Türkiye’de de son zamanlarda yapılan yık-yap çalışmalarıyla okulların bu merkezlere doğru gittiğini belirten Bakan Özer, “Ümit ediyorum ki bir daha böyle vakalar yaşanmaz, bir daha sadece eğitim sistemimiz değil ülkedeki tüm sistem, ekonomi, endüstri, ulaştırma, turizm ve tüm sektörler inşallah böyle devasa meydan okumalarla tekrar sınavdan geçmez. Bu dönemde şunu gördük. Ürettiğiniz zaman varsınız. Kritik zamanlarda eğer paranız olsa bile üretmediğiniz zaman o kritik ürünlere erişebilmeniz mümkün değil. Türkiye bu süreçten çok güçlü bir şekilde inşallah çıkıyor. Üretim kapasitesini artırarak, hizmet sektöründeki kapasitesini artırarak daha sonra gelebilecek olan her türlü sıkıntılı günlere çok daha dinamik, refleksleri gelişmiş olarak girme kapasitesine sahip olacak.” değerlendirmesinde bulundu.
2000’li yıllarda 355 binler civarında olan derslik sayısından 855 bin dersliğin olduğu bir eğitim sistemine dönüştüğünü ifade eden Bakan Özer, “Okul öncesinde 5 yaşta okullaşma oranlarının yüzde 14 olduğu bir sistemden yüzde 90’lara ulaştığı bir sisteme dönüştü. Ortaöğretimde okullaşma oranlarının yüzde 44’ler seviyesinde olduğu bir eğitim sisteminden yine yüzde 90’lara ulaştığı bir eğitim sistemine dönüştü.

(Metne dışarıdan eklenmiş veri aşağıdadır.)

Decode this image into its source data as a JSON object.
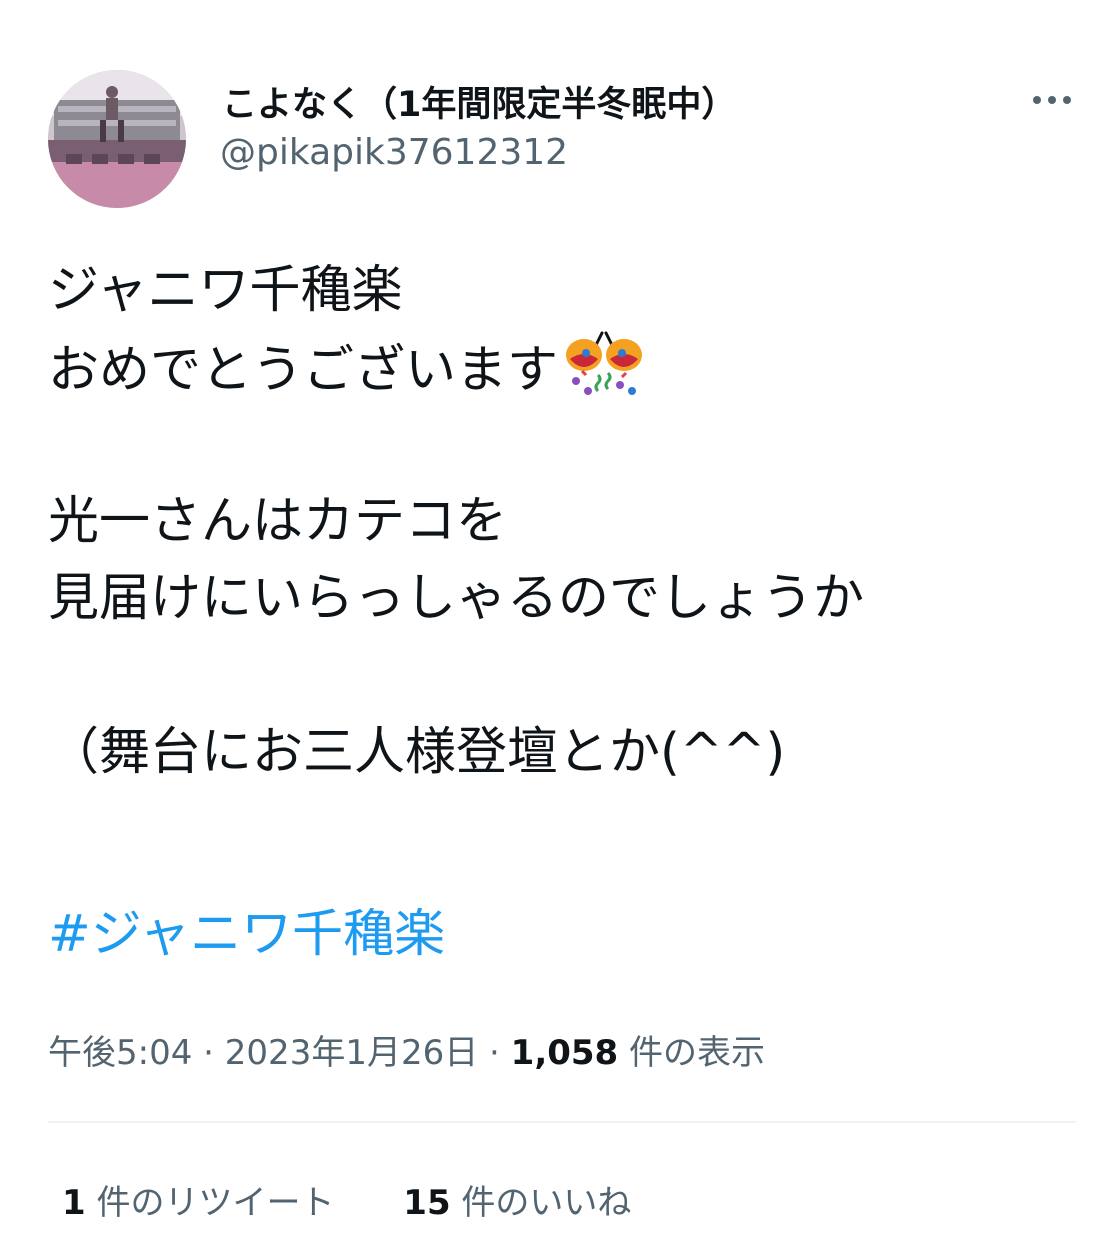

Yani eğitimin tüm kademelerinde, okul öncesinden ortaöğretime, ortaöğretimden yüksek öğretime kadar eğitimin tüm kademelerinde vatandaşlarımızın çocuklarının eğitime erişimi kolaylaştırıldı. Sayın Cumhurbaşkanımız eğitimle ilgili konularda her zaman birinci önceliği diğer konular varken eğitime verdi. En büyük bütçe payını Milli Eğitim Bakanlığına verdi. Ben kendilerine Karabük’ten eğitime yapmış oldukları bu devasa yatırımlar için hem şahsım hem de Milli Eğitim Bakanlığı adına en içten şükranlarımı sunuyorum.”diye konuştu.
İftar programının ardından Milli Eğitim Bakanı Mahmut Özer ilimizden ayrıldı.